« Des criminels sans scrupule qui exploitent la vulnérabilité », estime la préfecture

Gabriel Morin, directeur de cabinet du préfet de Bretagne, chargé notamment des questions de sécurité : « L’Éducation nationale est très attentive à la problématique des mineurs qui tombent dans le trafic. Nous conduisons, avec les forces de sécurité, des opérations aux abords et parfois dans les établissements scolaires, qui sont assez frappantes pour les enfants. Il s’agit de montrer qu’on est là et qu’un collège, ce n’est pas le Far West. Il y a évidemment une réponse sociale à apporter. Certains mineurs peuvent relever de la protection de l’enfance ou plutôt du judiciaire. Il s’agit de vérifier si des mesures sont nécessaires pour que ces enfants retrouvent un cadre d’éducation normal. Leur place est à l’école ou dans des structures d’accompagnement. Pas dans la rue, à faire les guetteurs pour des criminels sans scrupule qui exploitent leur vulnérabilité. L’emploi d’enfants sur les points de deal rend ce trafic encore plus abject ».

« Certaines méthodes de Rennes commencent à s’exporter ailleurs », s’alarme Alliance

Julien Le Cam, référent Bretagne du syndicat Alliance : « Les dealers préfèrent mettre des très jeunes car c’est une main-d’œuvre qui coûte moins cher. Et la justice ne peut pas les poursuivre. Pour le moment, ces pratiques extrêmes de recrutement d’enfants sont réservées à Rennes, qui reste la ville la plus délicate en Bretagne en matière de stupéfiants. L’inquiétude, c’est que cela se généralise car il y a toujours un décalage. On voit que certaines méthodes, qu’on pensait cantonnées à Rennes, commencent déjà à s’exporter ailleurs dans la région. On a vu, par exemple, des tirs à Quimper et Morlaix, où c’était impossible d’imaginer cela il y a encore quelques mois. L’utilisation des armes se répand. Et le problème, c’est que l’État n’anticipe pas. Le trafic de stupéfiants est en train de changer la face de toute la délinquance.
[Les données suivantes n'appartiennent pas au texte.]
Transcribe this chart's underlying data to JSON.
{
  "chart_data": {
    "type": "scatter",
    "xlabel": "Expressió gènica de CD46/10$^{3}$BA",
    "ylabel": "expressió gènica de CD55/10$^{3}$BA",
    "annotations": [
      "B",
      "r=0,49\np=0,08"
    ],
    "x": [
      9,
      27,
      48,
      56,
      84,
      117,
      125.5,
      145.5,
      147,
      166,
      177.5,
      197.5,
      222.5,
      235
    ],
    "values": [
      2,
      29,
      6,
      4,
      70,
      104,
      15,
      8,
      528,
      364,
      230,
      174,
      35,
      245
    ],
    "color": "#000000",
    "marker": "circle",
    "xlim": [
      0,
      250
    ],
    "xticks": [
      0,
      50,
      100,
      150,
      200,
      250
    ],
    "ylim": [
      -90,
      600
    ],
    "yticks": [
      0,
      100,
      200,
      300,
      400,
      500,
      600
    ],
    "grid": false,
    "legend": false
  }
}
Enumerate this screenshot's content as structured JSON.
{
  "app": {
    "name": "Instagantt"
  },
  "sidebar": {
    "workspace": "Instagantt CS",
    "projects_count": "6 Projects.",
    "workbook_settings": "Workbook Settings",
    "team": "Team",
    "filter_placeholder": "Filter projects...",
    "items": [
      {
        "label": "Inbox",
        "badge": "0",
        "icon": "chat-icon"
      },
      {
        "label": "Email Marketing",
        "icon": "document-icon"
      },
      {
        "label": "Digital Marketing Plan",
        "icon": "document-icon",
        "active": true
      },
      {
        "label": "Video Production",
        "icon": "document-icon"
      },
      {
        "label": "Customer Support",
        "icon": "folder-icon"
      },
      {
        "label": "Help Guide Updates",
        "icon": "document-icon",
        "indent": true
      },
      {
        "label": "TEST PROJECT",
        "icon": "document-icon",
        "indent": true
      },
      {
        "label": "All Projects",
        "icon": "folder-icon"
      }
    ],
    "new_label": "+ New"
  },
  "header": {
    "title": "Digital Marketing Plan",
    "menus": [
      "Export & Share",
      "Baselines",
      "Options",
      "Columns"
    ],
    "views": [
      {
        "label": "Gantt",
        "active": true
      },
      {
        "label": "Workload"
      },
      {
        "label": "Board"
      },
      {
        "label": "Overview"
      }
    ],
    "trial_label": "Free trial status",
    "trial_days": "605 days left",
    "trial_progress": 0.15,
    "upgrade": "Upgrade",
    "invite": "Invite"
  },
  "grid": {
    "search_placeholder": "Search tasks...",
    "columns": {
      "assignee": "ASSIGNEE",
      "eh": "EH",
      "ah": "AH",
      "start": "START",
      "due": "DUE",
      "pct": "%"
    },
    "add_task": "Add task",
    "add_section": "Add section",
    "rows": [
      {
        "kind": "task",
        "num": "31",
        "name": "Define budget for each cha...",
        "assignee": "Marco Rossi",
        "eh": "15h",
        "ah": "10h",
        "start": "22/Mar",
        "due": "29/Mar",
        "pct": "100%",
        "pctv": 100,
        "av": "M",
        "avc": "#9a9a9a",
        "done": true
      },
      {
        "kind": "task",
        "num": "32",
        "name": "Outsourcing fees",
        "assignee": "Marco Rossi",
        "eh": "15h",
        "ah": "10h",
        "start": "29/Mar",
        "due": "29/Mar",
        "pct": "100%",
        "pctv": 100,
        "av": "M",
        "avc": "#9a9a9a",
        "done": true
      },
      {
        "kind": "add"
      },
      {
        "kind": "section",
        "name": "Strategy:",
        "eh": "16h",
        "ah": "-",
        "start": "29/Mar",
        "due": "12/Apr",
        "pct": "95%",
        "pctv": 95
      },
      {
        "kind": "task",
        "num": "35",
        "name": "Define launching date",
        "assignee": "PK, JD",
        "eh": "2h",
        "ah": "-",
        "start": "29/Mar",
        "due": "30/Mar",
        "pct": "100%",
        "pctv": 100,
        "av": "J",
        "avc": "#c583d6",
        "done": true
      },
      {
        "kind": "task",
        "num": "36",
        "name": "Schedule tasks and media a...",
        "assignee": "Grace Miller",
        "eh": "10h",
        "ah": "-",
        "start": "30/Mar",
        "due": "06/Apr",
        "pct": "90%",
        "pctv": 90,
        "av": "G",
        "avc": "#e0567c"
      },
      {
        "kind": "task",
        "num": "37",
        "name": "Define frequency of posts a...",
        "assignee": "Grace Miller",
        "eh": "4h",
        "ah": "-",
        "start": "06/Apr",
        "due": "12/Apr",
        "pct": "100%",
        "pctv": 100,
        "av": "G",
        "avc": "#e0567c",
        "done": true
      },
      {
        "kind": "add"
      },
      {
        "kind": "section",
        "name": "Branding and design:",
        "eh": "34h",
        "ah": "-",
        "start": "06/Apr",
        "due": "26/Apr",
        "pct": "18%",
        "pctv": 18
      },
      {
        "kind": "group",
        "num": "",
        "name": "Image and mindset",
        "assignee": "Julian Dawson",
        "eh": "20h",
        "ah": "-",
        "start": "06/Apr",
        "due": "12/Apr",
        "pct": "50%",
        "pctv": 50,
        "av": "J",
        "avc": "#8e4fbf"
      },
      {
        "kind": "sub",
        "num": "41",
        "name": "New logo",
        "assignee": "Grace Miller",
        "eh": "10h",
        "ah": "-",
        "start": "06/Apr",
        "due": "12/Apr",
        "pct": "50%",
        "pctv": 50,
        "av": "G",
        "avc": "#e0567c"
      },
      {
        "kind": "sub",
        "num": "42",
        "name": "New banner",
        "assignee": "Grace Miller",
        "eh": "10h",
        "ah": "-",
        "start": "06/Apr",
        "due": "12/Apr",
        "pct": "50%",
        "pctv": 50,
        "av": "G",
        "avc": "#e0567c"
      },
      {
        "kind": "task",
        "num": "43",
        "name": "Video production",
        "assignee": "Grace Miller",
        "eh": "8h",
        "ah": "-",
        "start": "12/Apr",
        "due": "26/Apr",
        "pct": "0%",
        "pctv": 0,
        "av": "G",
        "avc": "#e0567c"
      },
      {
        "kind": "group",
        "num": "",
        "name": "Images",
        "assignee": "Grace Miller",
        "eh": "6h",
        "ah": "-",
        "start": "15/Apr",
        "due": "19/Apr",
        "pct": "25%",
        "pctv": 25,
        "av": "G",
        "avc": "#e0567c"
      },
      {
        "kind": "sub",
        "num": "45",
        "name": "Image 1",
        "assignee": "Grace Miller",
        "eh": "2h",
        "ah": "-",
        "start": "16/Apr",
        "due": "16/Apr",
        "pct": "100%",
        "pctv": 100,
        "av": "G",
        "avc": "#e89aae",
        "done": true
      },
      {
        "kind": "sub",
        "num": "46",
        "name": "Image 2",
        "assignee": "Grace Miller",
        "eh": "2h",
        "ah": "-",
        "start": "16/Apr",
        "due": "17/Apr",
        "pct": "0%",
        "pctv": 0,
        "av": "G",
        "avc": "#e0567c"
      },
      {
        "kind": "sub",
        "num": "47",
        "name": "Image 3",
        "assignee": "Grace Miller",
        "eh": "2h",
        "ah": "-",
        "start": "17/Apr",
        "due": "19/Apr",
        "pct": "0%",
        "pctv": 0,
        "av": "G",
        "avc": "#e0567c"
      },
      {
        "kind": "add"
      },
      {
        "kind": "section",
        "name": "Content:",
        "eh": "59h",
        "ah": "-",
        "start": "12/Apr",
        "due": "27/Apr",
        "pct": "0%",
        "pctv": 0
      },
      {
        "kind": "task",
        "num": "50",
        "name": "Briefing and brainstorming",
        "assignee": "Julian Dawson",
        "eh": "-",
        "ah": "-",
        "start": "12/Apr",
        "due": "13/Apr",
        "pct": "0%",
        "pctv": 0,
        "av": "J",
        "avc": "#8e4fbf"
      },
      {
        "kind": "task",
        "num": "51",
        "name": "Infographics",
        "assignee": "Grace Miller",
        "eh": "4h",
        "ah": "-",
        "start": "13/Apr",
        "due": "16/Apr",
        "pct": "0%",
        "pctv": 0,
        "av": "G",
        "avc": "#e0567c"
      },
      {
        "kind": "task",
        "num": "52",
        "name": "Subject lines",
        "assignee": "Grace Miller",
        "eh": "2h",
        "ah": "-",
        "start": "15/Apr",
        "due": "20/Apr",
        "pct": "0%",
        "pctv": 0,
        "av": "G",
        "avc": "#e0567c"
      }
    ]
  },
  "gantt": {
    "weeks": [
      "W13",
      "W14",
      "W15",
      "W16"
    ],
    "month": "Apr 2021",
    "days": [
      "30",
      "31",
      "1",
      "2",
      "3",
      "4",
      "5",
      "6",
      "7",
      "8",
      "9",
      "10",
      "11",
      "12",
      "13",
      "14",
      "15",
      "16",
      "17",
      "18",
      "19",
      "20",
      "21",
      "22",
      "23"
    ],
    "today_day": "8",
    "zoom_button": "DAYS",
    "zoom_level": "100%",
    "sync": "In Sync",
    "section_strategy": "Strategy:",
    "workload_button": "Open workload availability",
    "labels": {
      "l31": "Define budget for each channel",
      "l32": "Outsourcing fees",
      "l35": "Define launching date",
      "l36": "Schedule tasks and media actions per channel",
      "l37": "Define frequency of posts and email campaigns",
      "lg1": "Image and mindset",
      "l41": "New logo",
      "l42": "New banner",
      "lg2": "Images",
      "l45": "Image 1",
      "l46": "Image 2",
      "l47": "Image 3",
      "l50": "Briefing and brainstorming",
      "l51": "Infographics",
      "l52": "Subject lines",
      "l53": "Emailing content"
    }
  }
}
Les commissariats bretons sont calibrés sur celle des années 90 ».

« Certaines mères seules n’ont pas le temps de s’occuper de leur enfant », pointe SGP-Police

David Leveau, secrétaire régional de SGP-Police : « L’emploi de guetteurs dès 13-14 ans est monnaie courante même si le recrutement des très jeunes semble, pour le moment, circonscrit à Rennes. Mais je crains aussi que cela arrive ailleurs en Bretagne. Il y a clairement un problème dans l’éducation des enfants. On a des familles débordées, qui ne savent plus quoi faire de leur gamin. Certaines mères les élèvent seules, ont un ou deux emplois pour pouvoir vivre et n’ont pas le temps de s’en occuper. C’est une problématique que l’on observe sur l’ensemble du territoire. Et si on ne travaille pas là-dessus, on n’y arrivera pas. D’autant qu’on voit ces vidéos de dealers qui se multiplient sur les réseaux sociaux qui ont pour but d’attirer, de montrer qu’il n’y a rien à craindre de la justice, en empruntant les codes des clips de rap. Ils occultent tout le côté négatif et le risque de le payer de sa vie. La police arrive en bout de la chaîne, quand c’est trop tard ».